眉間を抑えて随分と悩まれているようであったが、
「わかった。お前たちの気持ち、たしかに受け取った!」
豪快に笑顔で言い切ったぞ。
「言われてみればきみたちの言う通りだ。領主を継がせるにしてはアルマくんはまだ若すぎる。大事なところを失念していた。そういうことであれば仕方ない。私が今しばらく領主の代理を務めることにしよう!」
この人はなかなか豪胆だ。
「叔父様、ありがとうございます!」
「よい。気にするな。だが、アルマよ。約束してくれ。きみは自分の使命を終えて、必ずここへ戻ってくると。それまで私がここを預かっておくから」
「もちろんです。貴族の使命を放り投げたりしません」
「それだけでも聞けて安心した。きみはずっと物静かだったからわからなかったが、兄のハーラルトのように強い意思をもっていたのだな。兄にそっくりじゃないか!」
「そう、なのかな。自分ではよくわからないけど」
困惑するアルマの肩をエクムント様がばしばしと叩いた。
「兄のランスと勇ましさ。それとアマリアくんの美貌を受け継いだ、きみは立派なベイルシュミット家の跡取りだ。きみの無事をずっと祈っているからな!」
アルマの父さんと母さんもきっと天国で見守ってくれるさ。
* * *
エクムント様やユッテさんに見送られて、ベイルシュミット家の屋敷を後にした。
「アルマの新たな旅立ちじゃな」
「はい! 改めて自分の住んでいた屋敷を発つと、気持ちがどきどきします」
それまでは一時的に屋敷から外へ逃げていた身だもんな。
「あの屋敷も良い場所ではあったがの。限定された世界で一生を終えてしまうのはもったいない。もっともっと広い世界を堪能するのじゃ!」
「はいっ。自由に旅ができるっていいですね~」
今日のユミス様は珍しくアルマが駆る馬に乗っている。
アルマに後ろから抱きついて笑顔を浮かべていた。
「難しいことはひとまず忘れて、グーデンに帰りますか」
「そうだね。ああ、ひさしぶりだなぁ」
「たまにはのんびり買い物がしたいのう」
サイクロプスの件とベイルシュミット家の問題を解決したから、金はたんまりある。
「ヴェンよ。
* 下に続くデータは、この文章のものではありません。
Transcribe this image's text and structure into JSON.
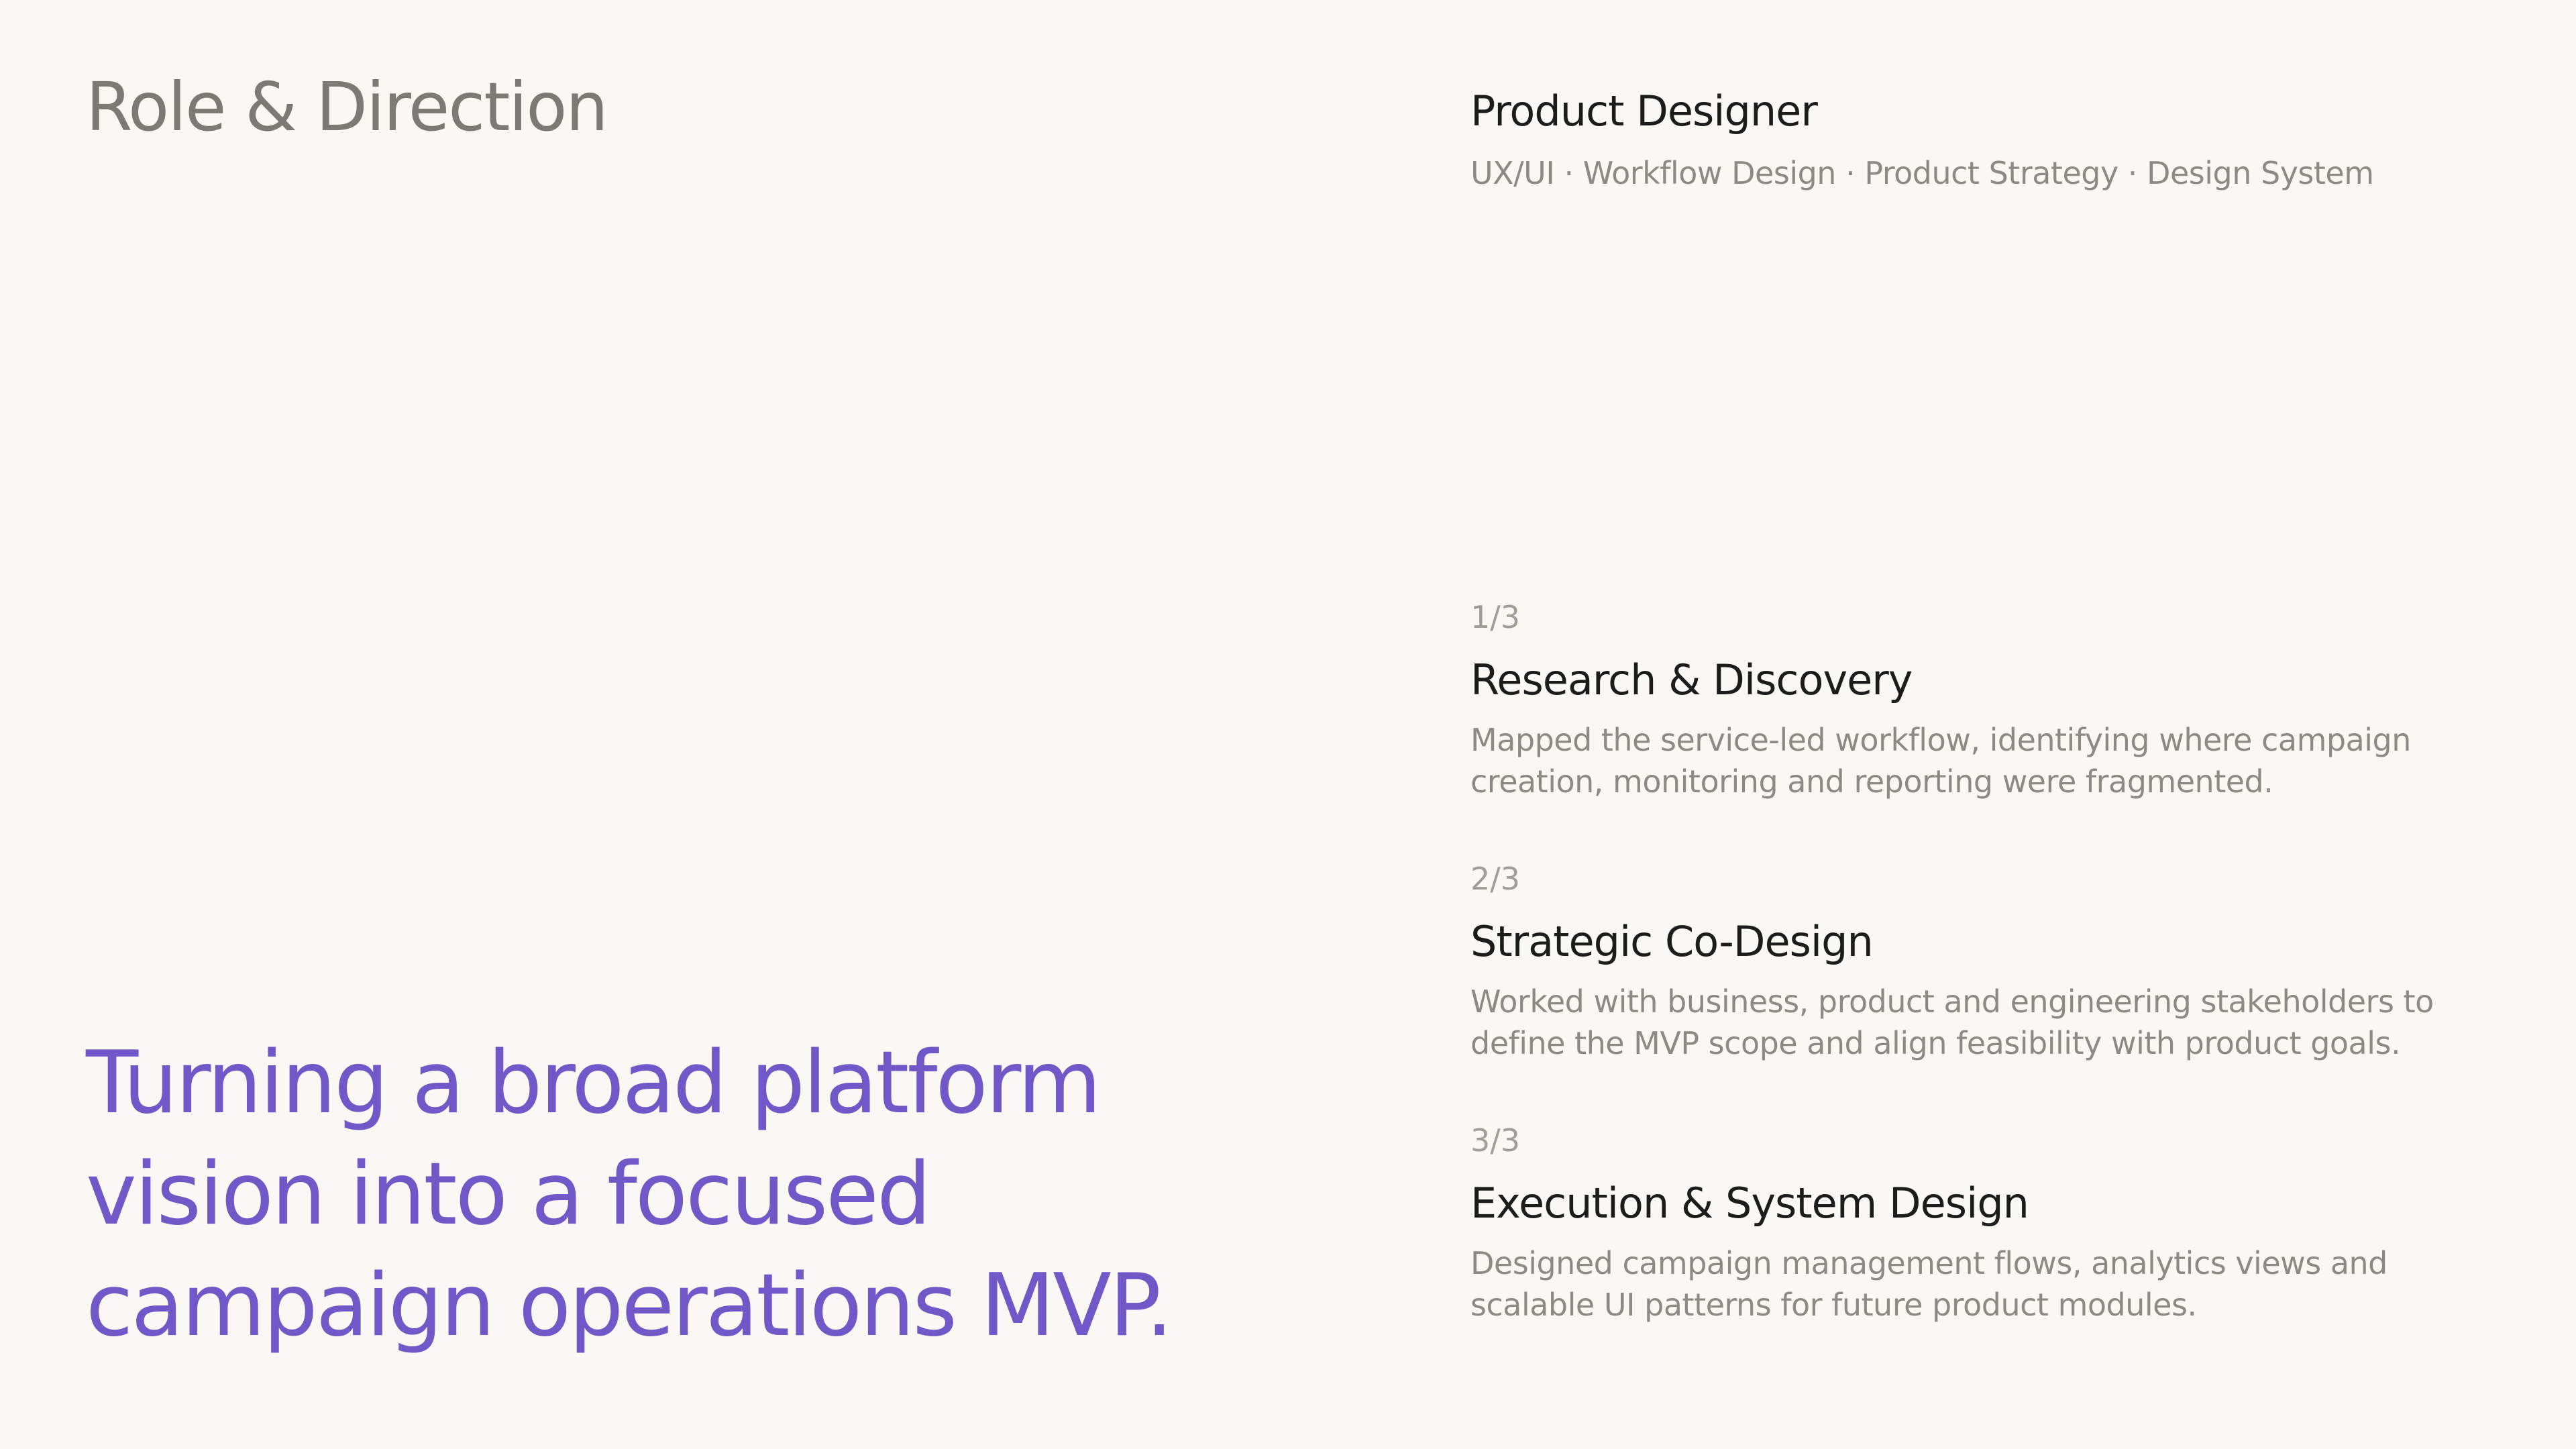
{
  "section": {
    "title": "Role & Direction"
  },
  "headline": "Turning a broad platform vision into a focused campaign operations MVP.",
  "role": {
    "title": "Product Designer",
    "tags": "UX/UI · Workflow Design · Product Strategy · Design System"
  },
  "steps": [
    {
      "index": "1/3",
      "title": "Research & Discovery",
      "description": "Mapped the service-led workflow, identifying where campaign creation, monitoring and reporting were fragmented."
    },
    {
      "index": "2/3",
      "title": "Strategic Co-Design",
      "description": "Worked with business, product and engineering stakeholders to define the MVP scope and align feasibility with product goals."
    },
    {
      "index": "3/3",
      "title": "Execution & System Design",
      "description": "Designed campaign management flows, analytics views and scalable UI patterns for future product modules."
    }
  ],
  "colors": {
    "background": "#f9f8f4",
    "accent": "#7158c8",
    "heading": "#1c1c1c",
    "muted": "#8d8a86"
  }
}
買い物してもいいじゃろ?」
「いいですよ。ユミス様もがんばってましたから、今回は許可します」
「やったー!」
神様なのに子どものように喜ぶんだな。
「よかったですね、ユミス様!」
「何を言うとるのじゃ。アルマも一緒に買うのじゃぞ」
「えっ、わたしも?」
アルマがきょとんと眼をしばたく
「なんじゃ。アルマは買い物嫌いなのか?」
「そういう訳じゃないですけど」
「ならば、素直に喜べばよかろう」
アルマは物欲があまりないのかな?
それとも庶民の暮らしに未だ馴染めていないのか。
「アルマも好きなものを買っていいよ。高い指輪でもペンダントでもなんでも。ギルドからたっぷりと報酬をもらってるから」
たまには贅沢しないと、なんのため生きてるのかわからなくなっちゃうし。
アルマは手綱を引きながら、なんだか難しい顔をしている。
「アルマ?」
「ヴェンツェルは何か買うの?」
「私? そうだなぁ。魔力を高めるバンクルとか三角帽子とか買おうかなぁ。杖なんかもいいかもしれないね」
「杖かぁ」
そうつぶやくアルマの顔は上の空だ。
「無理に買えとは言わないけど」
「ケチなヴェンが買ってくれると言うとるのじゃぞ。こんな機会、滅多にないというのに」
「ケチで悪かったですね」
お金のやりくりが上手いんだよ。
アルマはうつむいて、何と言おうか迷っているふうであった。